What after all is “partisanship” if not
just this splintering on an individual basis. Why was compromise to a
commonly held set of core “centrist” principles possible here in the US before
the rise of individualized communication, and less possible or even impossible
now? It’s often noted that the young of the world have more in
common with each other, via social media, than they have with their
cultural elders. This must undercut nationalistic identity and with it
the entire idea of what “citizenship” means. The strains are obvious
everywhere.
Belgians have carved themselves into the
Flemish and the Walloons, with a break-up of the nation-state of Belgium a
real possibility. Northern Italians identify more economically and
politically … and increasingly culturally … with Germans than with the Italian-speaking
south. A large majority of Texans have begun to think of the culture that
infects Washington, DC in the same way Catalans think of the culture in
Madrid. Islamist immigration into Europe has resulted in zones and even
entire small cities “seceding” from the rest of the nation; “no-go” zones
around Paris and “self-policed” areas of Amsterdam and in Norway and Sweden are
just the first small fractures in the very concept of the nation-state.

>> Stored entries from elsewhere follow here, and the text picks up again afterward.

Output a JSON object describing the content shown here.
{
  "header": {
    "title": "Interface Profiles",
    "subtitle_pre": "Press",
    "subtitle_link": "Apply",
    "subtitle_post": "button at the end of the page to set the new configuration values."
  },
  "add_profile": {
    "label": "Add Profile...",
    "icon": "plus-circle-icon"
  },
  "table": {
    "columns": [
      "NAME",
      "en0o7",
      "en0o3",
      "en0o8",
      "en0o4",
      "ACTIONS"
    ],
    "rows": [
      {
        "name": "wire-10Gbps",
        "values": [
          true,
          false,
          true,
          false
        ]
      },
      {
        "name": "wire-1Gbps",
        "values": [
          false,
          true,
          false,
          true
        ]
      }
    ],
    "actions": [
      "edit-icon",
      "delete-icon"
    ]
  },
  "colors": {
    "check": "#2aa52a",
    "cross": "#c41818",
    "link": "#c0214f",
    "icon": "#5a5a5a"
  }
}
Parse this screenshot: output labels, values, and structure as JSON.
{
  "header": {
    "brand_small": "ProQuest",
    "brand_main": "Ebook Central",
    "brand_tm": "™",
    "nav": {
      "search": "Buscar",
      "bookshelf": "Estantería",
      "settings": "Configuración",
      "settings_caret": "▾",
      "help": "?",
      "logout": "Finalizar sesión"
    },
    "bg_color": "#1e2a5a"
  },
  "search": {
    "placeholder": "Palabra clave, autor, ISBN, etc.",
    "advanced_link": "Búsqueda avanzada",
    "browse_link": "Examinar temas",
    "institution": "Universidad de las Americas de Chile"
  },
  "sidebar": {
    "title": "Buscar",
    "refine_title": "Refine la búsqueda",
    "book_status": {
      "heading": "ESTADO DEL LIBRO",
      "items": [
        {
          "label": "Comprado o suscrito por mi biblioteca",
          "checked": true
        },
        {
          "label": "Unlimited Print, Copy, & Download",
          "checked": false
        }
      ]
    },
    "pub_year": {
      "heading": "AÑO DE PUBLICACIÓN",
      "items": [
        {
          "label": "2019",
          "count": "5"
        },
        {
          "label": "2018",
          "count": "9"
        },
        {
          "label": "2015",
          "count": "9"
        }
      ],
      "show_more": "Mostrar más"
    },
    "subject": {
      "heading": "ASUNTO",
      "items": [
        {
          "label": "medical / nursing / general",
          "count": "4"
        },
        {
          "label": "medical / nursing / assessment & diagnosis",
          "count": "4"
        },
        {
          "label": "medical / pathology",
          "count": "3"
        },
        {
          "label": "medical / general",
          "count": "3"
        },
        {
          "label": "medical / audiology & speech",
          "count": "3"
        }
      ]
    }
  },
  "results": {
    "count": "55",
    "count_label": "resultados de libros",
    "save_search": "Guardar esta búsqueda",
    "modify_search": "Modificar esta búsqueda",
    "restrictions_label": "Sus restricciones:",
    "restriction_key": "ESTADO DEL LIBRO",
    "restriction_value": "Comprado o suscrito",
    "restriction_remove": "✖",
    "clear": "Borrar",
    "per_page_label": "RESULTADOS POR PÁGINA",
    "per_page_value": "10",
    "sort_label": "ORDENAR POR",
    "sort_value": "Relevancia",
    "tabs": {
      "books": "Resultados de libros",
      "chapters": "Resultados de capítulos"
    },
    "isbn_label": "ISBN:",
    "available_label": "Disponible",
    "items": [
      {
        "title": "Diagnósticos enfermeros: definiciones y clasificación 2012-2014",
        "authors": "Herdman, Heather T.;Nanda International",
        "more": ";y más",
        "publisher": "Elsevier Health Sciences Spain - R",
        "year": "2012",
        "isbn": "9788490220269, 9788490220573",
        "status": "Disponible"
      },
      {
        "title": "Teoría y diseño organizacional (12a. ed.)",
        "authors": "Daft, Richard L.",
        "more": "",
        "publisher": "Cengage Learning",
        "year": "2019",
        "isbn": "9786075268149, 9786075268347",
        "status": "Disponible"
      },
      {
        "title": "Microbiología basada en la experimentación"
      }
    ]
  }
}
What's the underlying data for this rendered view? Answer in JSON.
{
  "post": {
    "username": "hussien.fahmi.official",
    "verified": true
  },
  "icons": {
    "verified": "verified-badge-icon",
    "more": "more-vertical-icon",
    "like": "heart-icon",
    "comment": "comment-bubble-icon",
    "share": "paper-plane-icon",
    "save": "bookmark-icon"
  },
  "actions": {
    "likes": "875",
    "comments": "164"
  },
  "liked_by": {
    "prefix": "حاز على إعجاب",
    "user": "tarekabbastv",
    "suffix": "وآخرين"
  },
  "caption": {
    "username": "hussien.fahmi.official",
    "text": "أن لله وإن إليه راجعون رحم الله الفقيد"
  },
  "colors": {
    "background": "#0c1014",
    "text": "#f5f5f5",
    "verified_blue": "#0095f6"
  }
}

Not even fast-rising China is
immune. The entire focus of their politics and economic policy is
“cultural unity”, is it not? Which gives you a very good sense of where
the ruling elite in Beijing thinks the greatest threat to the state and to
their rule comes from.
Culture is explosive. It’s
divisive. It’s not contained by the nation-state but is a crucial glue
binding the nation-state. When infused with historical grudges or
religious “jihad” … or even just a peaceful awakening sense of individualism
and a desire for local control … culture becomes a weapon with the power
to shatter both the nation-state and the welfare state governments that ride
along upon it.
I end this post where I ended the
last, wondering where this will lead. Are we facing dissolution and
chaos? Or is this a return to reality after a long romance with the
delusional fantasy of the welfare state? Is this the birth of a
culturally stronger, geographically decentralized, more diverse global
political and economic construct? I know the play is in process …
and I just hope I live long enough to find out how it ends.